Gay therapy ban fails to fix real issue, expert claims
A senior university lecturer has welcomed Queensland's recent laws banning the use of gay conversion therapies, saying the real focus should be on society's fear of homosexuality.
Trevor Gates is a senior lecturer in social work with the University of the Sunshine Coast, and a member of the National LGBTI Health Alliance, Australia.
His specialist areas of knowledge include gender and sexuality, lesbian, gay, bisexual, transgender, and queer issues, social work direct practice, human behaviour, workplace behaviour and online and blended education.
Dr Gates was supportive of the state's recent ban on conversion therapy.

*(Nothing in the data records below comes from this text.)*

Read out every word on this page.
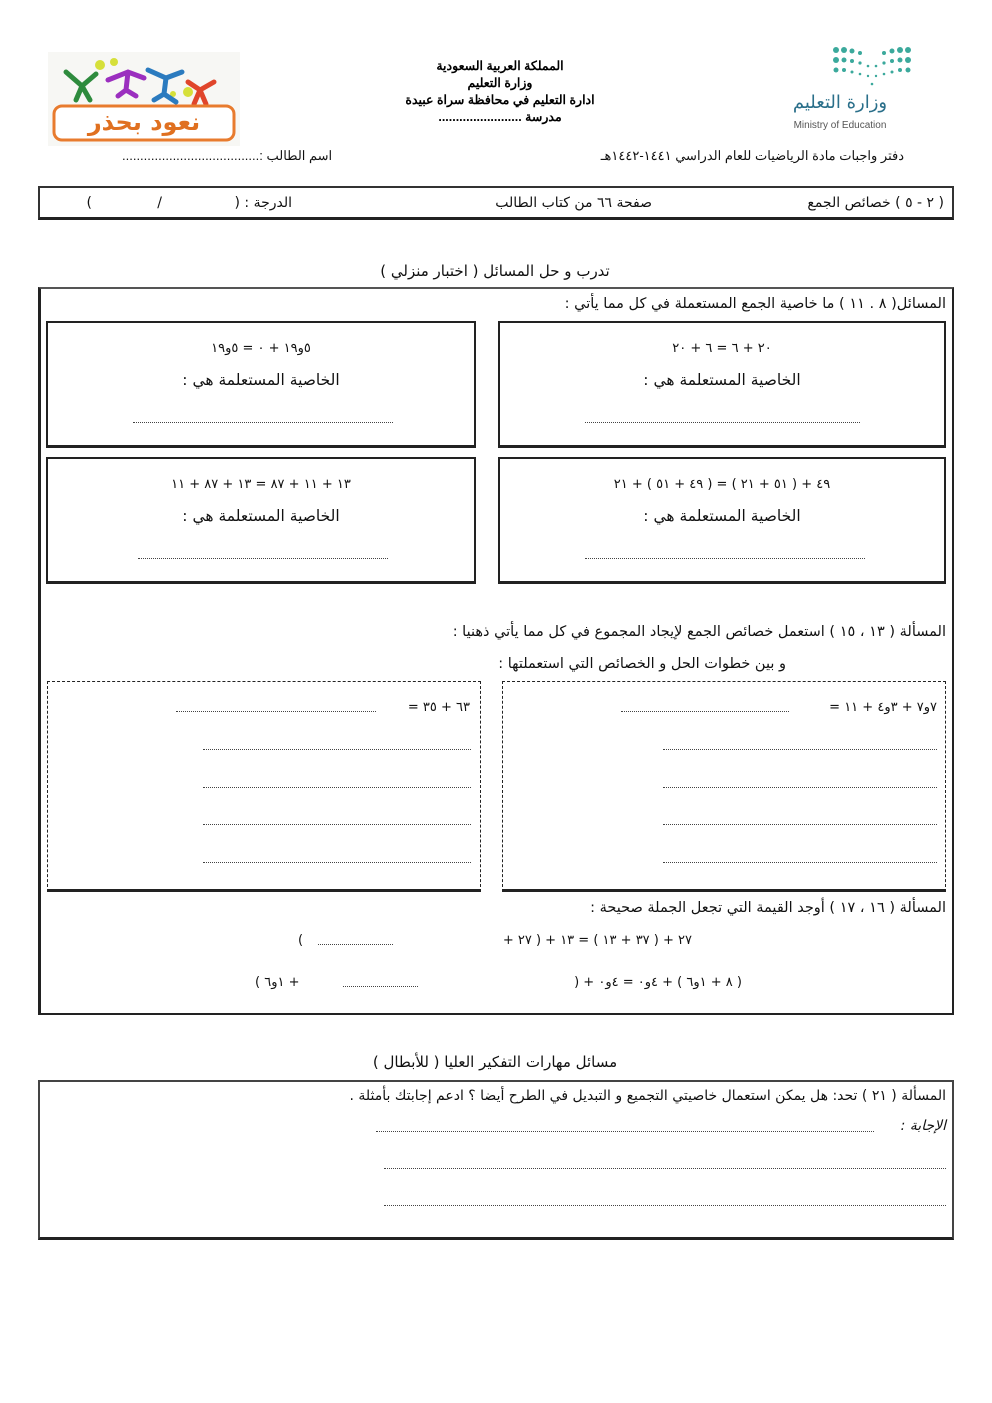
نعود بحذر
المملكة العربية السعودية
وزارة التعليم
ادارة التعليم في محافظة سراة عبيدة
مدرسة ........................
وزارة التعليم
Ministry of Education
دفتر واجبات مادة الرياضيات للعام الدراسي ١٤٤١-١٤٤٢هـ
اسم الطالب :......................................
( ٢ - ٥ ) خصائص الجمع
صفحة ٦٦ من كتاب الطالب
الدرجة : (
/
)
تدرب و حل المسائل ( اختبار منزلي )
المسائل( ٨ . ١١ ) ما خاصية الجمع المستعملة في كل مما يأتي :
٢٠ + ٦ = ٦ + ٢٠
الخاصية المستعلمة هي :
٥و١٩ + ٠ = ٥و١٩
الخاصية المستعلمة هي :
٤٩ + ( ٥١ + ٢١ ) = ( ٤٩ + ٥١ ) + ٢١
الخاصية المستعلمة هي :
١٣ + ١١ + ٨٧ = ١٣ + ٨٧ + ١١
الخاصية المستعلمة هي :
المسألة ( ١٣ ، ١٥ ) استعمل خصائص الجمع لإيجاد المجموع في كل مما يأتي ذهنيا :
و بين خطوات الحل و الخصائص التي استعملتها :
٧و٧ + ٣و٤ + ١١ =
٦٣ + ٣٥ =
المسألة ( ١٦ ، ١٧ ) أوجد القيمة التي تجعل الجملة صحيحة :
٢٧ + ( ٣٧ + ١٣ ) = ١٣ + ( ٢٧ +
)
( ٨ + ١و٦ ) + ٤و٠ = ٤و٠ + (
+ ١و٦ )
مسائل مهارات التفكير العليا ( للأبطال )
المسألة ( ٢١ ) تحد: هل يمكن استعمال خاصيتي التجميع و التبديل في الطرح أيضا ؟ ادعم إجابتك بأمثلة .
الإجابة :
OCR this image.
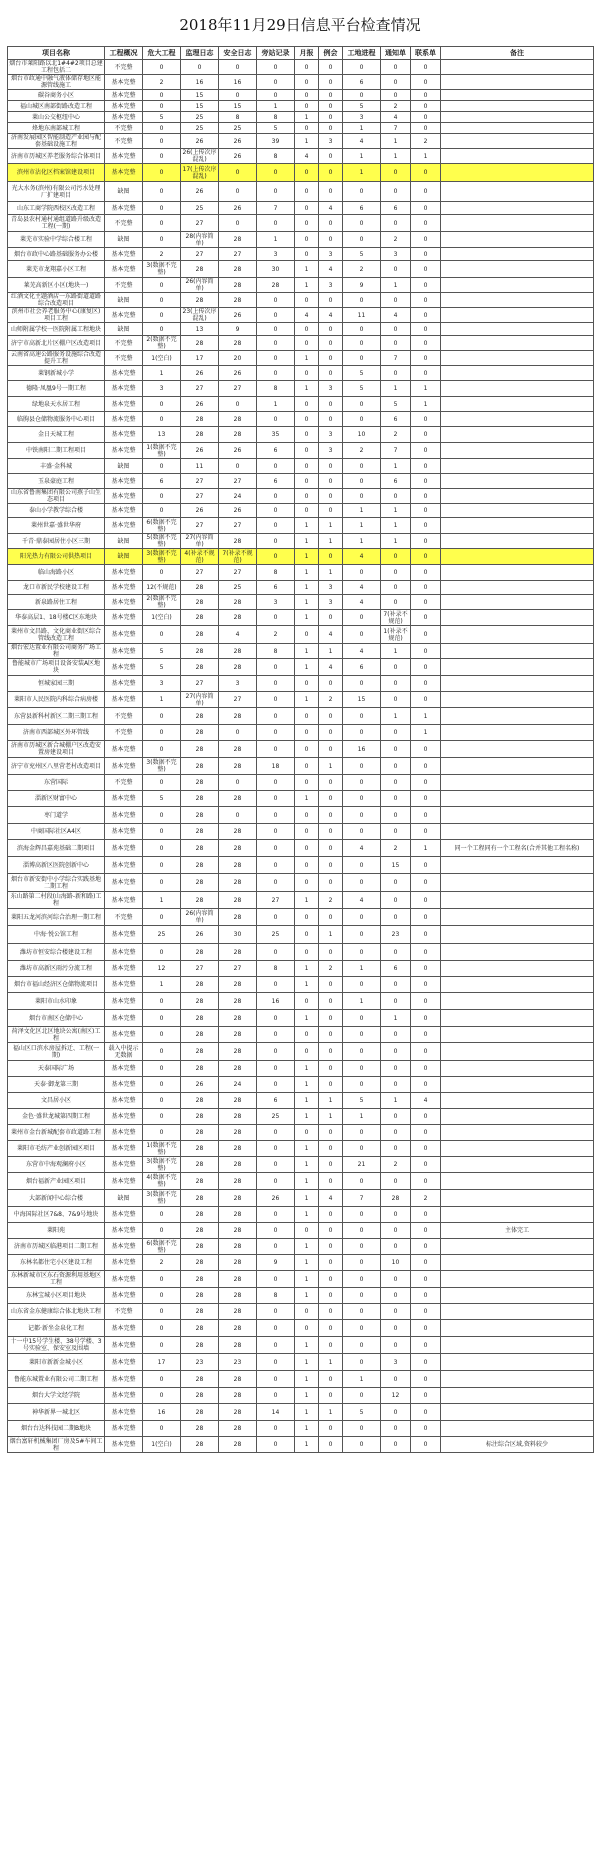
2018年11月29日信息平台检查情况
项目名称	工程概况	危大工程	监理日志	安全日志	旁站记录	月报	例会	工地进程	通知单	联系单	备注
烟台市莱阳路以北1#4#2项目总建工程包括二	不完整	0	0	0	0	0	0	0	0	0	
烟台市政通中融气液体储存地区能源管线施工	基本完整	2	16	16	0	0	0	6	0	0	
碳谷商务小区	基本完整	0	15	0	0	0	0	0	0	0	
福山城区南部街路改造工程	基本完整	0	15	15	1	0	0	5	2	0	
莱山公交枢纽中心	基本完整	5	25	8	8	1	0	3	4	0	
烽地东南部城工程	不完整	0	25	25	5	0	0	1	7	0	
济南发展园区智能制造产业园与配套基础设施工程	不完整	0	26	26	39	1	3	4	1	2	
济南市历城区养老服务综合体项目	基本完整	0	26(上传次序混乱)	26	8	4	0	1	1	1	
滨州市沾化区档案馆建设项目	基本完整	0	17(上传次序混乱)	0	0	0	0	1	0	0	
光大水务(滨州)有限公司污水处理厂扩建项目	缺图	0	26	0	0	0	0	0	0	0	
山东工商学院西校区改造工程	基本完整	0	25	26	7	0	4	6	6	0	
青岛县农村通村通组道路升级改造工程(一期)	不完整	0	27	0	0	0	0	0	0	0	
莱芜市实验中学综合楼工程	缺图	0	28(内容简单)	28	1	0	0	0	2	0	
烟台市政中心路基础服务办公楼	基本完整	2	27	27	3	0	3	5	3	0	
莱芜市龙翔嘉小区工程	基本完整	3(数据不完整)	28	28	30	1	4	2	0	0	
莱芜高新区小区(地块一)	不完整	0	26(内容简单)	28	28	1	3	9	1	0	
红酒文化主题酒店一东路街道道路综合改造项目	缺图	0	28	28	0	0	0	0	0	0	
滨州市社会养老服务中心(康复区)项目工程	基本完整	0	23(上传次序混乱)	26	0	4	4	11	4	0	
山师附属学校一医院附属工程地块	缺图	0	13	9	0	0	0	0	0	0	
济宁市高新北片区棚户区改造项目	不完整	2(数据不完整)	28	28	0	0	0	0	0	0	
云南省高速公路服务设施综合改造提升工程	不完整	1(空白)	17	20	0	1	0	0	7	0	
莱钢新城小学	基本完整	1	26	26	0	0	0	5	0	0	
德隆·凤凰9号一期工程	基本完整	3	27	27	8	1	3	5	1	1	
绿地泉天水居工程	基本完整	0	26	0	1	0	0	0	5	1	
临朐县仓储物流服务中心项目	基本完整	0	28	28	0	0	0	0	6	0	
金日天城工程	基本完整	13	28	28	35	0	3	10	2	0	
中铁南阳二期工程项目	基本完整	1(数据不完整)	26	26	6	0	3	2	7	0	
丰盛·金科城	缺图	0	11	0	0	0	0	0	1	0	
玉泉豪庭工程	基本完整	6	27	27	6	0	0	0	6	0	
山东省鲁南集团有限公司燕子山生态项目	基本完整	0	27	24	0	0	0	0	0	0	
泰山小学教学综合楼	基本完整	0	26	26	0	0	0	1	1	0	
莱州世嘉·盛世华府	基本完整	6(数据不完整)	27	27	0	1	1	1	1	0	
千青·鼎泰园居住小区三期	缺图	5(数据不完整)	27(内容简单)	28	0	1	1	1	1	0	
阳光热力有限公司供热项目	缺图	3(数据不完整)	4(补录不规范)	7(补录不规范)	0	1	0	4	0	0	
临山海路小区	基本完整	0	27	27	8	1	1	0	0	0	
龙口市新民学校建设工程	基本完整	12(不规范)	28	25	6	1	3	4	0	0	
新泉路居住工程	基本完整	2(数据不完整)	28	28	3	1	3	4	0	0	
华泰高层1、18号楼C区东地块	基本完整	1(空白)	28	28	0	1	0	0	7(补录不规范)	0	
莱州市文昌路、文化商业街区综合管线改造工程	基本完整	0	28	4	2	0	4	0	1(补录不规范)	0	
烟台宏达置业有限公司商务广场工程	基本完整	5	28	28	8	1	1	4	1	0	
鲁能城市广场项目设备安装A区地块	基本完整	5	28	28	0	1	4	6	0	0	
恒城家园三期	基本完整	3	27	3	0	0	0	0	0	0	
莱阳市人民医院内科综合病房楼	基本完整	1	27(内容简单)	27	0	1	2	15	0	0	
东营县新科村新区二期三期工程	不完整	0	28	28	0	0	0	0	1	1	
济南市西部城区外环管线	不完整	0	28	0	0	0	0	0	0	1	
济南市历城区新合城棚户区改造安置房建设项目	基本完整	0	28	28	0	0	0	16	0	0	
济宁市兖州区八里营老村改造项目	基本完整	3(数据不完整)	28	28	18	0	1	0	0	0	
东营国际	不完整	0	28	0	0	0	0	0	0	0	
淄新区财富中心	基本完整	5	28	28	0	1	0	0	0	0	
枣门道学	基本完整	0	28	0	0	0	0	0	0	0	
中商国际社区A4区	基本完整	0	28	28	0	0	0	0	0	0	
滨海金辉昌嘉苑基础二期项目	基本完整	0	28	28	0	0	0	4	2	1	同一个工程同有一个工程名(合并其他工程名称)
淄博高新区医院创新中心	基本完整	0	28	28	0	0	0	0	15	0	
烟台市新安街中小学综合实践基地二期工程	基本完整	0	28	28	0	0	0	0	0	0	
东山路第二村段(山海路-新和路)工程	基本完整	1	28	28	27	1	2	4	0	0	
莱阳五龙河滨河综合治理一期工程	不完整	0	26(内容简单)	28	0	0	0	0	0	0	
中海·悦公馆工程	基本完整	25	26	30	25	0	1	0	23	0	
潍坊市恒安综合楼建设工程	基本完整	0	28	28	0	0	0	0	0	0	
潍坊市高新区雨污分流工程	基本完整	12	27	27	8	1	2	1	6	0	
烟台市福山经济区仓储物流项目	基本完整	1	28	28	0	1	0	0	0	0	
莱阳市山水印象	基本完整	0	28	28	16	0	0	1	0	0	
烟台市南区仓储中心	基本完整	0	28	28	0	1	0	0	1	0	
荷泽文化区北区地块公寓(南区)工程	基本完整	0	28	28	0	0	0	0	0	0	
福山区口滨水房屋拆迁、工程(一期)	载入中提示无数据	0	28	28	0	0	0	0	0	0	
天泰国际广场	基本完整	0	28	28	0	1	0	0	0	0	
天泰·御龙第三期	基本完整	0	26	24	0	1	0	0	0	0	
文昌居小区	基本完整	0	28	28	6	1	1	5	1	4	
金色·盛世龙城第四期工程	基本完整	0	28	28	25	1	1	1	0	0	
莱州市金台新城配套市政道路工程	基本完整	0	28	28	0	0	0	0	0	0	
莱阳市毛纺产业创新园区项目	基本完整	1(数据不完整)	28	28	0	1	0	0	0	0	
东营市中海观澜府小区	基本完整	3(数据不完整)	28	28	0	1	0	21	2	0	
烟台福新产业园区项目	基本完整	4(数据不完整)	28	28	0	1	0	0	0	0	
大部新闻中心综合楼	缺图	3(数据不完整)	28	28	26	1	4	7	28	2	
中海国际社区7&8、7&9号地块	基本完整	0	28	28	0	1	0	0	0	0	
莱阳苑	基本完整	0	28	28	0	0	0	0	0	0	主体完工
济南市历城区临港项目二期工程	基本完整	6(数据不完整)	28	28	0	1	0	0	0	0	
东林名都住宅小区建设工程	基本完整	2	28	28	9	1	0	0	10	0	
东林新城市区东石资源利用基地区工程	基本完整	0	28	28	0	1	0	0	0	0	
东林宝城小区项目地块	基本完整	0	28	28	8	1	0	0	0	0	
山东省金东健康综合体北地块工程	不完整	0	28	28	0	0	0	0	0	0	
记都·新坐金泉化工程	基本完整	0	28	28	0	0	0	0	0	0	
十一中15号学生楼、38号学楼、3号实验室、保安室及围墙	基本完整	0	28	28	0	1	0	0	0	0	
莱阳市新新金城小区	基本完整	17	23	23	0	1	1	0	3	0	
鲁能东城置业有限公司二期工程	基本完整	0	28	28	0	1	0	1	0	0	
烟台大学文经学院	基本完整	0	28	28	0	1	0	0	12	0	
神华新界一城北区	基本完整	16	28	28	14	1	1	5	0	0	
烟台台达科技园二期B地块	基本完整	0	28	28	0	1	0	0	0	0	
烟台富轩机械集团厂房及5#车间工程	基本完整	1(空白)	28	28	0	1	0	0	0	0	标注综合区域,资料较少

According Dr Gates, the therapies included interventions ranging from aversion therapy, including at the most extreme shock therapy and other interventions that purportedly aimed to mend relationships with parents and caregivers.
"Some … young people have subjected to these treatments against their will," he said.
"Some former proponents of conversion therapy have later themselves come out … and condemned the practice."
Dr Gates claimed the bans protected the most vulnerable in the LGBTIQ+ communities, including children, adolescents and young adults.
"Strengths-based, sexual orientation and gender affirmative therapies are the most appropriate form of intervention," he said.
According to the USC lecturer, the real issue was not with the individual, but with society as a whole.
"What needs to be cured is societal homophobia and transphobia, not sexual orientation and gender diversity," Dr Gates said.
"Social workers and other mental professionals should be focusing their efforts on changing homophobic and transphobic beliefs and institutions, not on … people themselves."